У Малинскаго въ горлѣ точно что передернуло, когда онъ выговаривалъ эту цифру.
— Положимъ, пятьдесятъ.
— И, разумѣется, предложили вамъ участіе въ предпріятіи, званіе члена-учредителя и должное количество акцій?
— Какъ водится.
— И все это въ размѣрахъ, соотвѣтственныхъ вознагражденію за проектъ устава?
— Конечно.
— Вы, многоуважаемый Борисъ Павловичъ, отложили писаніе его до сегодняшняго дня?
— Да, я всегда такъ привыкъ работать… Развѣ мнѣ въ диковинку не спать по нѣскольку ночей сряду? Но этотъ проклятый мигрень… вѣдь и теперь еле-еле я говорю съ вами.
— И у васъ не написано ни единой строчки? — допрашивалъ Малявскій съ затаеннымъ злорадствомъ.
— Ни единой!… Сегодня вечеромъ въ восемь часовъ жидова должна явиться, вручить мнѣ выговоренную сумму и получить отъ меня проектъ…
— Извинитесь!
— Нельзя, дружище; я только и держусь тѣмъ, что я человѣкъ слова: сказалъ такого-то числа, въ такомъ-то часу купля-продажа будетъ порѣшена — и кончено! Не исполни я разъ своего обѣщанія, у этихъ людей мой кредитъ палъ. Вы это прекрасно понимаете… Да к тому-же…
Борисъ Павловичъ не досказалъ, тяжело всталъ съ кресла и прошелся по кабинету.
«Поймался на чемъ-нибудь, — пронеслось въ головѣ Малявскаго, — профершпилился!»
— Деньги до зарѣзу, нужны — вырвалось у Сала-матова.
— Должны быть вчера… — началъ вкрадчиво Малявскій.
— Именно. И не хотѣлъ совсѣмъ пграть. . Все суевѣріе проклятое!
— Какое суевѣріе?
— У каждаго игрока есть свои примѣты…
— Я не знаю; я картъ въ руки не беру.
— Честь и хвала вамъ… Мнѣ какъ-то повезло въ субботу, въ баккара, вотъ я и сѣлъ: думаю, суббота…
— Да это ужь воскресенье было…
— И въ самомъ дѣлѣ! Вотъ подите вы…
— Много проиграли?
— Долженъ былъ отложить платежи на сегодняшній вечеръ…
«Что-же это ты мнѣ разсказываешь, — подумалъ Малявскій, — чудакъ-же ты! Или думаешь, что передъ тобой какой-нибудь идіотъ Прядильниковъ сидитъ?»
— Понимаете вы теперь, — заговорилъ уже весьма плаксиво Саламатовъ: — въ какомъ я нахожусь положеніи? Я вамъ откровенно все разсказалъ, какъ человѣку, котораго я всячески желаю поставить на широкую дорогу успѣха и извѣстности…
«Жалостныя слова пошли», подумалъ Малявскій и скорчилъ серьезно-недоумѣвающую физіономію.

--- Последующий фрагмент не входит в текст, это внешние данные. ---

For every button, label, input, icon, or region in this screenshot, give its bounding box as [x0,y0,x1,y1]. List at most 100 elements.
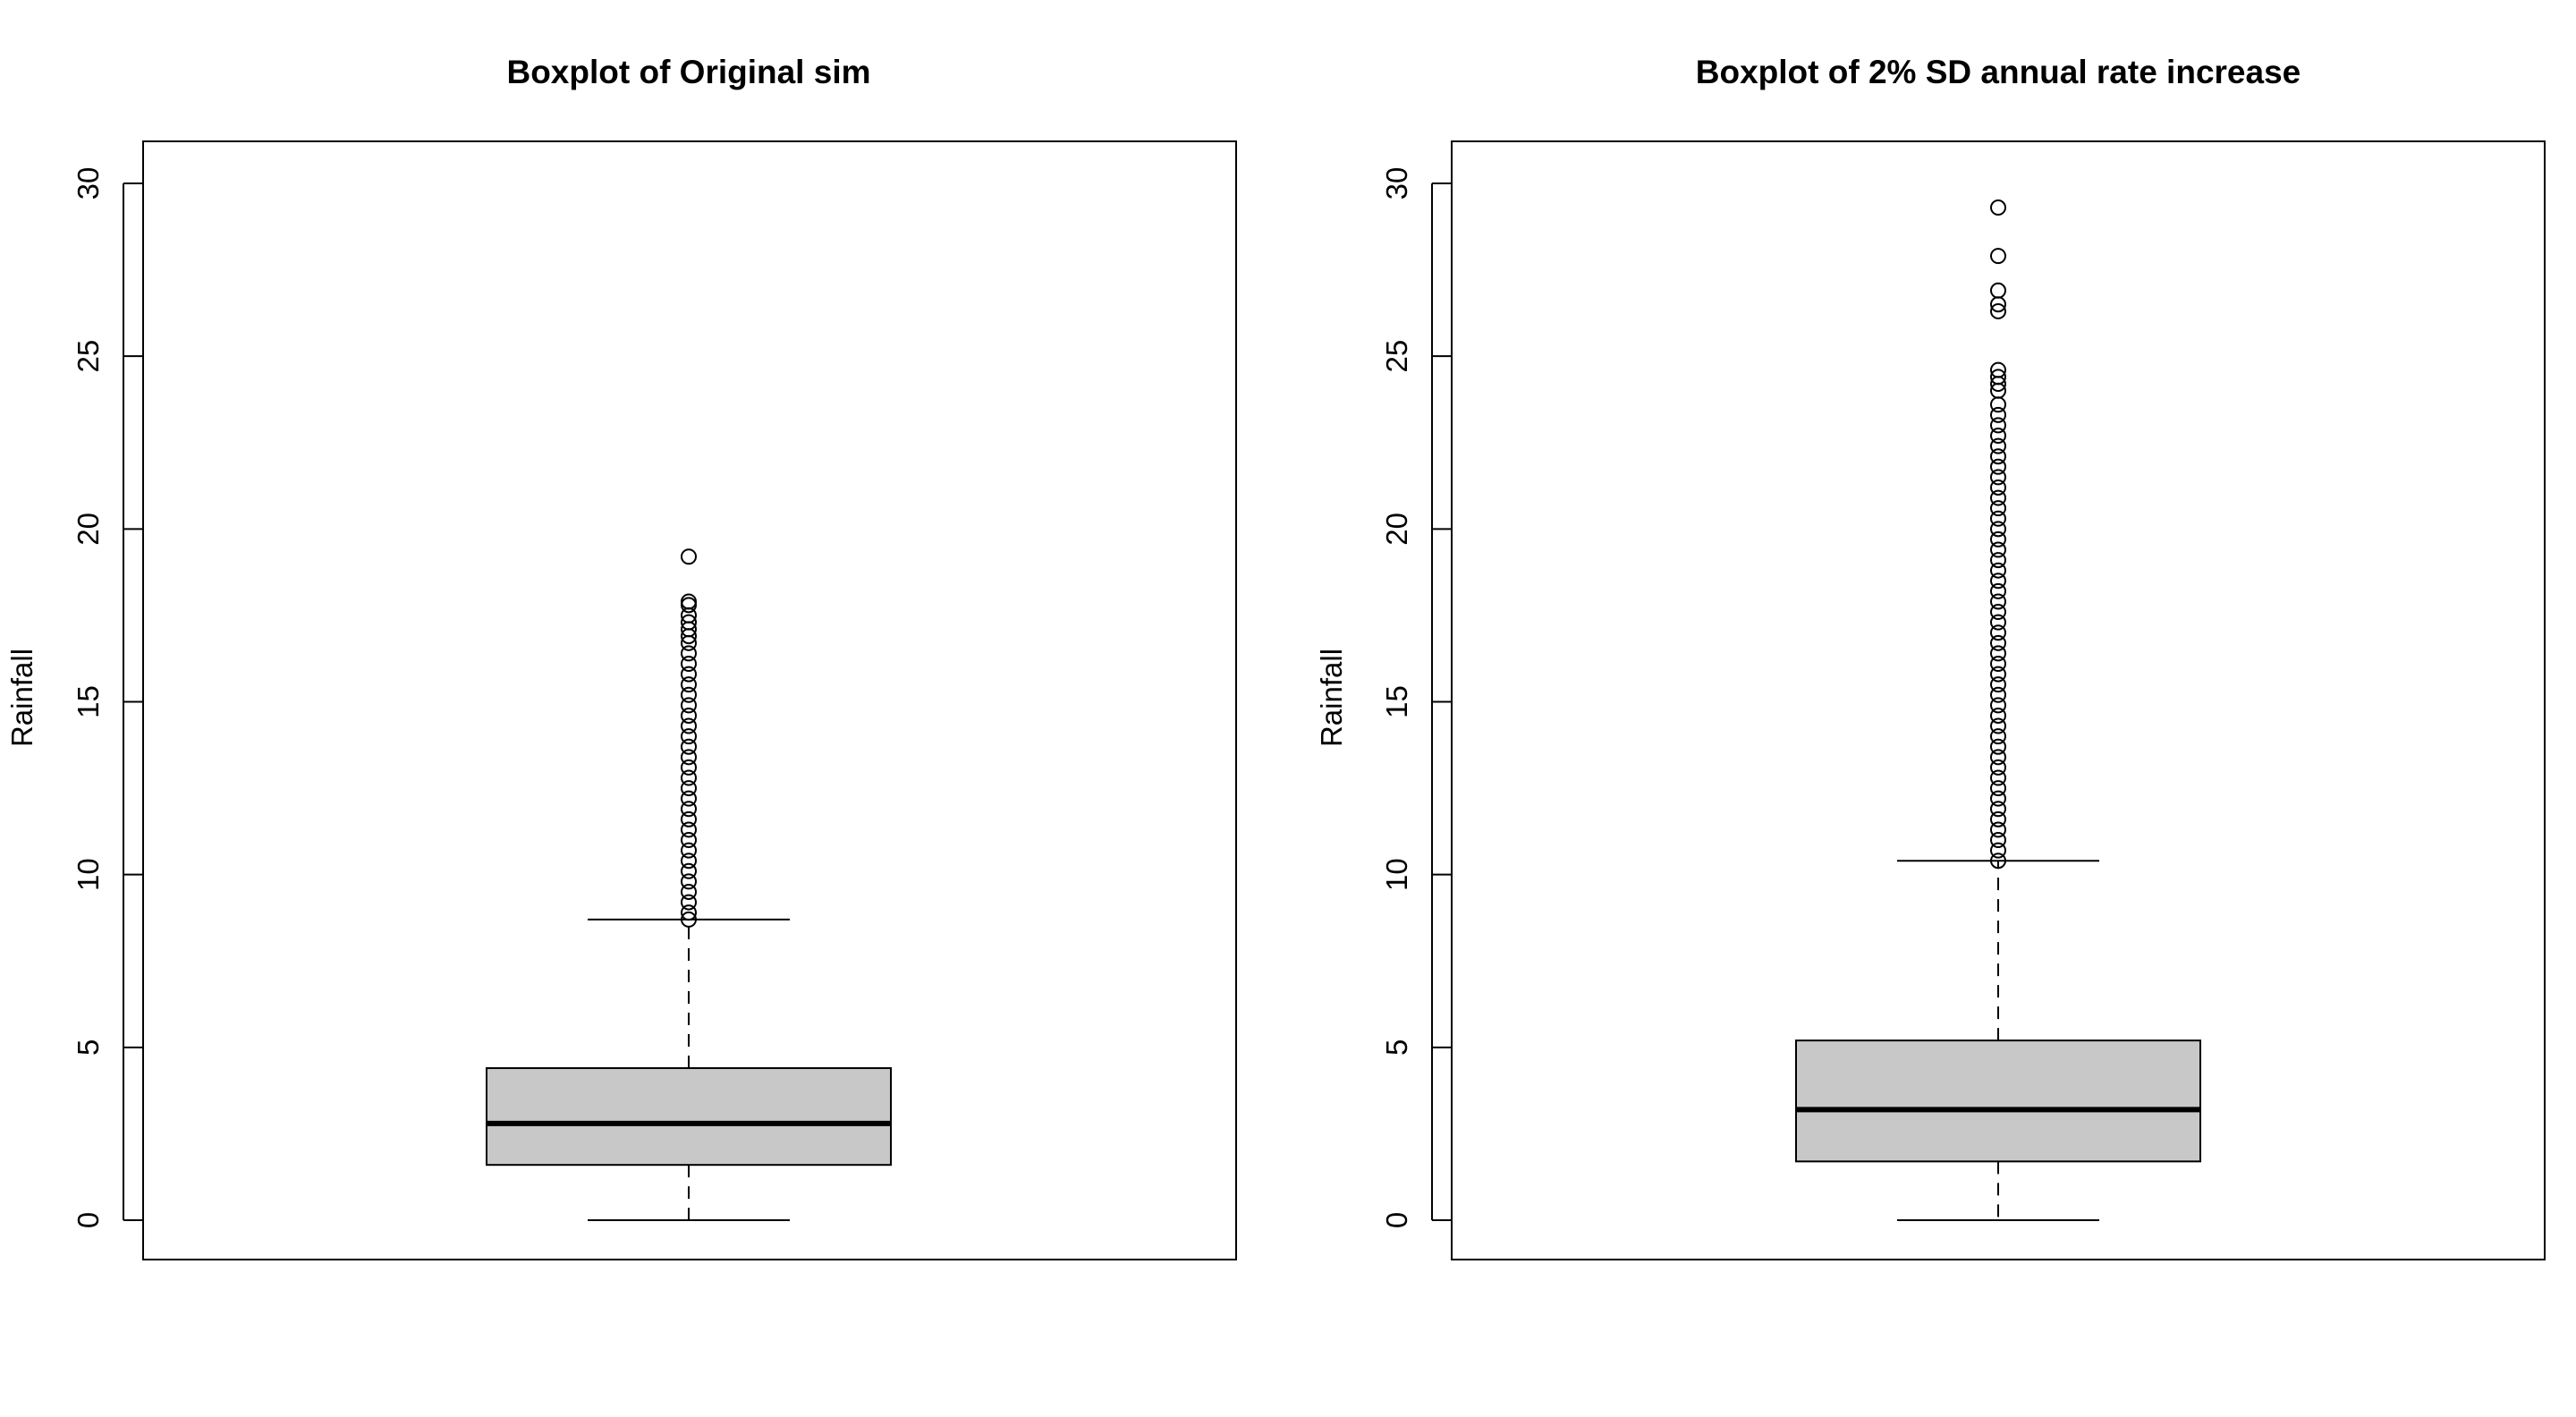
outlier-point [681,780,697,797]
y-axis-label: Rainfall [5,649,38,747]
iqr-box [1795,1039,2201,1163]
outlier-point [681,717,697,734]
outlier-point [1990,552,2006,569]
outlier-point [1990,428,2006,445]
outlier-point [1990,738,2006,755]
outlier-point [681,759,697,776]
outlier-point [1990,832,2006,849]
outlier-point [1990,417,2006,434]
outlier-point [681,904,697,921]
outlier-point [681,749,697,766]
outlier-point [1990,489,2006,506]
outlier-point [681,666,697,683]
outlier-point [681,873,697,890]
outlier-point [1990,469,2006,486]
outlier-point [1990,582,2006,599]
outlier-point [1990,562,2006,579]
outlier-point [1990,361,2006,378]
outlier-point [681,697,697,714]
outlier-point [1990,821,2006,838]
outlier-point [1990,749,2006,766]
y-tick-label: 25 [1380,340,1413,373]
outlier-point [1990,666,2006,683]
plot-frame [1451,140,2546,1260]
y-tick-label: 5 [72,1039,105,1056]
outlier-point [681,790,697,807]
y-tick-label: 5 [1380,1039,1413,1056]
y-tick-label: 0 [72,1212,105,1228]
panel-2pct-sd-increase: Boxplot of 2% SD annual rate increase Ra… [1315,54,2546,1260]
outlier-point [1990,593,2006,610]
outlier-point [681,645,697,662]
outlier-point [1990,199,2006,216]
outlier-point [1990,656,2006,673]
panel-original-sim: Boxplot of Original sim Rainfall 0 5 10 15 2… [5,54,1237,1260]
y-tick-label: 15 [1380,685,1413,718]
outlier-point [1990,282,2006,299]
y-tick-label: 25 [72,340,105,373]
outlier-point [1990,541,2006,558]
outlier-point [1990,769,2006,786]
outlier-point [681,821,697,838]
outlier-point [1990,458,2006,475]
outlier-point [681,832,697,849]
outlier-point [681,810,697,827]
outlier-point [1990,604,2006,621]
outlier-point [681,738,697,755]
outlier-point [681,593,697,610]
outlier-point [1990,479,2006,496]
outlier-point [681,894,697,911]
y-tick-label: 10 [72,858,105,891]
outlier-point [1990,248,2006,265]
outlier-point [1990,790,2006,807]
outlier-point [1990,676,2006,693]
outlier-point [1990,369,2006,386]
outlier-point [681,862,697,879]
outlier-point [1990,853,2006,870]
outlier-point [681,686,697,703]
outlier-point [1990,510,2006,527]
boxplot-marks [1795,199,2201,1221]
outlier-point [681,853,697,870]
outlier-point [1990,521,2006,538]
y-tick-label: 20 [1380,513,1413,546]
outlier-point [1990,406,2006,423]
outlier-point [1990,728,2006,745]
outlier-point [681,769,697,786]
outlier-point [1990,697,2006,714]
outlier-point [1990,717,2006,734]
y-tick-label: 30 [1380,167,1413,200]
outlier-point [681,842,697,859]
outlier-point [1990,842,2006,859]
outlier-point [1990,707,2006,724]
y-axis-label: Rainfall [1315,649,1348,747]
boxplot-marks [486,548,892,1221]
outlier-point [681,548,697,565]
outlier-point [1990,437,2006,454]
y-tick-label: 20 [72,513,105,546]
outlier-point [1990,780,2006,797]
outlier-point [681,883,697,900]
outlier-point [1990,500,2006,517]
outlier-point [681,614,697,631]
outlier-point [681,707,697,724]
y-axis: 0 5 10 15 20 25 30 [72,167,143,1228]
y-tick-label: 0 [1380,1212,1413,1228]
outlier-point [1990,686,2006,703]
outlier-point [1990,810,2006,827]
outlier-point [1990,573,2006,590]
outlier-point [681,728,697,745]
outlier-point [681,801,697,818]
panel-title: Boxplot of 2% SD annual rate increase [1696,54,2301,90]
y-axis: 0 5 10 15 20 25 30 [1380,167,1452,1228]
outlier-point [1990,614,2006,631]
plot-frame [142,140,1237,1260]
outlier-point [1990,302,2006,319]
outlier-point [1990,634,2006,651]
outlier-point [681,656,697,673]
outlier-point [1990,801,2006,818]
outlier-point [1990,448,2006,465]
y-tick-label: 15 [72,685,105,718]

— Все, что вамъ угодно, Борисъ Павловичъ, — выговорилъ онъ вслухъ и поднялся съ мѣста.
— Вотъ я за вами, дружище, и послалъ, въ полной увѣренности, что вы меня выручите. Самъ я сегодня ни на какую письменную работу неспособенъ, даже диктовать не могу. Я вамъ разскажу, въ чемъ заключается главная суть; вы засаживайтесь вотъ у меня здѣсь, валяйте, и когда будетъ готово, прочтите мнѣ; а я тѣмъ временемъ, чтобы вечеромъ-то іерусалимскимъ дворянамъ самому прочесть проектъ и подготовиться къ представленію, постараюсь задать храповицкаго… Общество я выдумалъ назвать «Сберегатель».. Цѣль его… да вотъ тутъ вы найдете; у меня отложена цѣлая докладная записка, ими составленная, въ сущности очень дѣльная. Изъ нея вы безъ всякаго труда выкроите уставъ… Этимъ дуракамъ нужно только, чтобы непремѣнно я сварганилъ уставъ, а нѳкто другой… Вотъ вы сами увидите.